For years, researchers debated whether sand dunes observed on Mars were mostly fossil features related to past climate, rather than whether they are currently active or not. In the past two years, researchers using images from Mars Reconnaissance Orbiter's High Resolution Imaging Science Experiment (HiRISE) camera have detected and reported sand movement. Now, scientists using HiRISE images have determined that entire dunes as thick as 200 feet (61 meters) are moving as coherent units across the Martian landscape.
This exciting discovery will further encourage scientists, who are trying their best to understand the changing surface conditions of Mars on a more global scale better," said Doug McCuistion, director, NASA's Mars Exploration Program, Washington. "This improved understanding of surface dynamics will provide vital information in planning future robotic and human Mars exploration missions."
"It's kind of like playing golf on the moon -- (the sand) goes really high and far compared to what it does on Earth. When it lands it can pick up really large speeds -- even with low wind speeds -- and splash a whole bunch of other particles to keep the process going," Jasper Kok, with the Earth and Atmospheric Sciences department at Cornell University, told Discovery News.
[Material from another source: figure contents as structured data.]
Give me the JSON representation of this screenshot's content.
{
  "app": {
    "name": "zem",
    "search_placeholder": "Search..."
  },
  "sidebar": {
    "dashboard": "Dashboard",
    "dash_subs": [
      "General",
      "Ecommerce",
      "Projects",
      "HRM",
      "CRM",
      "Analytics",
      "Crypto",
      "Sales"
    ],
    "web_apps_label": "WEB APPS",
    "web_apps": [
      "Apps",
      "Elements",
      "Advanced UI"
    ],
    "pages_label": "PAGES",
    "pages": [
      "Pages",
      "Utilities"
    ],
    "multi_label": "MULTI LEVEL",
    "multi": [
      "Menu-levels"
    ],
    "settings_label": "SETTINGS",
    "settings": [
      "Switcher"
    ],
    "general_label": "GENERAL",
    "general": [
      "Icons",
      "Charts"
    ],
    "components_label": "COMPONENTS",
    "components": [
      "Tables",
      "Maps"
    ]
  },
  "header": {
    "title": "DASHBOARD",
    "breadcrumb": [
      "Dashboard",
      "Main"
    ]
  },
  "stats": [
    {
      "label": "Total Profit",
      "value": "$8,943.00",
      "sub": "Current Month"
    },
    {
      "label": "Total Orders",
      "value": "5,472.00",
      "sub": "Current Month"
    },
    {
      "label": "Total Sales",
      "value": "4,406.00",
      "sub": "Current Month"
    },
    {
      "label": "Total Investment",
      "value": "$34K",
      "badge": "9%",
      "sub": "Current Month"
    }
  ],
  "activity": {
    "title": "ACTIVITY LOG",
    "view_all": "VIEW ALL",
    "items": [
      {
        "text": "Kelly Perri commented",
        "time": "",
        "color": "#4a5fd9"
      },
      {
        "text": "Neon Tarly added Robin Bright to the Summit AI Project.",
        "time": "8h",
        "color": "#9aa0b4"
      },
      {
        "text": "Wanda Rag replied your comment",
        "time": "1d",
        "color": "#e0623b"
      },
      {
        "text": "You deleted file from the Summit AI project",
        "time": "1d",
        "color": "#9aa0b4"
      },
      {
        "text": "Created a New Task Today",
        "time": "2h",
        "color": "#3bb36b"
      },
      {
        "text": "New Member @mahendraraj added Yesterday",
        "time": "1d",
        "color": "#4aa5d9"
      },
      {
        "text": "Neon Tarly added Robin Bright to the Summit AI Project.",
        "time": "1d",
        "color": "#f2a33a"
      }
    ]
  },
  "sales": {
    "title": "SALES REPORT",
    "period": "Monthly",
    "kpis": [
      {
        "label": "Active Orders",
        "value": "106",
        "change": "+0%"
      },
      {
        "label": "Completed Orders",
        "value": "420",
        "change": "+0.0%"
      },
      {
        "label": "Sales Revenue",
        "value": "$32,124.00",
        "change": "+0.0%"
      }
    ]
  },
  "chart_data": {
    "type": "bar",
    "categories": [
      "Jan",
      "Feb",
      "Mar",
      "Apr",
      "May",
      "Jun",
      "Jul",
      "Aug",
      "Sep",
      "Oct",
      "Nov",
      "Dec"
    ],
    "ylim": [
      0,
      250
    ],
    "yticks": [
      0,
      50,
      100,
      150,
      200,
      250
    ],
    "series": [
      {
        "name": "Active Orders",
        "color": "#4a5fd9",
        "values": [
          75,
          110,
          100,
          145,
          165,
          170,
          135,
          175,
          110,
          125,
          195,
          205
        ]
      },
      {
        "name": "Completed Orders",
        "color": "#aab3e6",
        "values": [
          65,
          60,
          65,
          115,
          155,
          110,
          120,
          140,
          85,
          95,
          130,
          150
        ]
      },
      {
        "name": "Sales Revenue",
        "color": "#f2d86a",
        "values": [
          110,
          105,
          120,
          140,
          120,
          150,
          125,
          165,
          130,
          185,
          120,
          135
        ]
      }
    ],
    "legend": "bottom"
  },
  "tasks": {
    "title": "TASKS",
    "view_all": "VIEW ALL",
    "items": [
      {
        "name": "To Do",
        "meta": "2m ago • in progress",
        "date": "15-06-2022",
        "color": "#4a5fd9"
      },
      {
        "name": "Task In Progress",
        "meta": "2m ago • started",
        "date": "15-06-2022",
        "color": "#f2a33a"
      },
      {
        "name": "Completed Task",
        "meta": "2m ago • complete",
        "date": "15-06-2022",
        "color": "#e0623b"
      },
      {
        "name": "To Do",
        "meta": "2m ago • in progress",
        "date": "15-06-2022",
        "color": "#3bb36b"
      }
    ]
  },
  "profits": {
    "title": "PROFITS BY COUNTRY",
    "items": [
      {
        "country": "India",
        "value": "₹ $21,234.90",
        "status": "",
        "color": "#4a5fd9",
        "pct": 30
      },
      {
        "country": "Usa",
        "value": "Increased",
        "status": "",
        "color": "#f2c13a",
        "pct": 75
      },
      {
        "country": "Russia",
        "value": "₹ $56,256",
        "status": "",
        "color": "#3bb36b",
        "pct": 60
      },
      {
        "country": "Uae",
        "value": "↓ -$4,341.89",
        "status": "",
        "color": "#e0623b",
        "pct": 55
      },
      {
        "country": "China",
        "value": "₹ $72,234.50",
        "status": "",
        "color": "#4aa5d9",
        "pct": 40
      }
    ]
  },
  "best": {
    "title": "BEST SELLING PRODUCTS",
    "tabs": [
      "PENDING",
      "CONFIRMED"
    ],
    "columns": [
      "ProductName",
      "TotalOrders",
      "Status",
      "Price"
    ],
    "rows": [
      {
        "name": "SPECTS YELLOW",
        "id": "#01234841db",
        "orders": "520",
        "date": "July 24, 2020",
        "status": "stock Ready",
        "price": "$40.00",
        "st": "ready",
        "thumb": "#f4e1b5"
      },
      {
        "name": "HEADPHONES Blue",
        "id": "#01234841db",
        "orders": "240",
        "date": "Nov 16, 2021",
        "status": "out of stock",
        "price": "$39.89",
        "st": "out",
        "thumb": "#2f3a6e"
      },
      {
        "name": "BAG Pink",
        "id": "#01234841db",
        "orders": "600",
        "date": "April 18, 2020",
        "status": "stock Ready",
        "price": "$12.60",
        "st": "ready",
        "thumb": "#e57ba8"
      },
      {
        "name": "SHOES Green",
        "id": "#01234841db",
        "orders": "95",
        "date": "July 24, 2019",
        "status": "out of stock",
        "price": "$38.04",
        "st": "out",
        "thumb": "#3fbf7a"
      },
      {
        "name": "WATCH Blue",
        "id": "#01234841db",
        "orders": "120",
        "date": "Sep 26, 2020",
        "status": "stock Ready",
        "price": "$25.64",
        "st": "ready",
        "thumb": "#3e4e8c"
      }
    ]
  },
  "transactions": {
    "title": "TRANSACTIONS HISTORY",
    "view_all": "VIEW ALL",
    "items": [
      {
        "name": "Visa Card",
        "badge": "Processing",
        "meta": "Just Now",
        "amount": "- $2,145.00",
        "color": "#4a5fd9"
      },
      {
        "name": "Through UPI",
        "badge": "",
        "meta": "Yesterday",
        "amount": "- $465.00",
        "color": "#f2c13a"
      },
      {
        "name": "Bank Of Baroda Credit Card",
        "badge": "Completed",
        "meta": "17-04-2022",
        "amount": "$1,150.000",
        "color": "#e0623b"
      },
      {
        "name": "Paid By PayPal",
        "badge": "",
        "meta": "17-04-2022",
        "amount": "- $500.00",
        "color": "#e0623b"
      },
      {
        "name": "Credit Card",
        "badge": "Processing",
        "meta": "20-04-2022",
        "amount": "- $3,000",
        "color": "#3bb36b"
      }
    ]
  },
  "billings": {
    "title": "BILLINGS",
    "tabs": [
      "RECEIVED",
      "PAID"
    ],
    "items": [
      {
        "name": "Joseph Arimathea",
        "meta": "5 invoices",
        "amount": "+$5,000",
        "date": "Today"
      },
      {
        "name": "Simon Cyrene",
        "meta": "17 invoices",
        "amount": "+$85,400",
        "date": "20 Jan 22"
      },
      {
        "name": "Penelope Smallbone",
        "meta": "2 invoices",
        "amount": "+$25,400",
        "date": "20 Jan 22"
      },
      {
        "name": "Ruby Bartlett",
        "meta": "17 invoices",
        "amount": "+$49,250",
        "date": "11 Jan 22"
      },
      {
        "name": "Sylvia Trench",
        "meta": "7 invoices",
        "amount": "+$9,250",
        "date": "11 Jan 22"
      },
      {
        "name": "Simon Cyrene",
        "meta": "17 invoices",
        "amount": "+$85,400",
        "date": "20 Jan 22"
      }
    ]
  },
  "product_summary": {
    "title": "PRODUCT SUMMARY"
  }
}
Once sand gets moving on Mars, wind speeds can drop by a factor of 10 and still be strong enough to transport as much sand as what moves around many places on Earth, the new study shows.
The amount of sand moving around Nili Patera, for example, could fill up a children's sandbox each year, estimates Nathan Bridges, a planetary scientist with Johns Hopkins University. That may not sound like much, but it adds up over time. It also may explain why many landscapes on Mars are so eroded.
The research appeared in this week's journal Nature.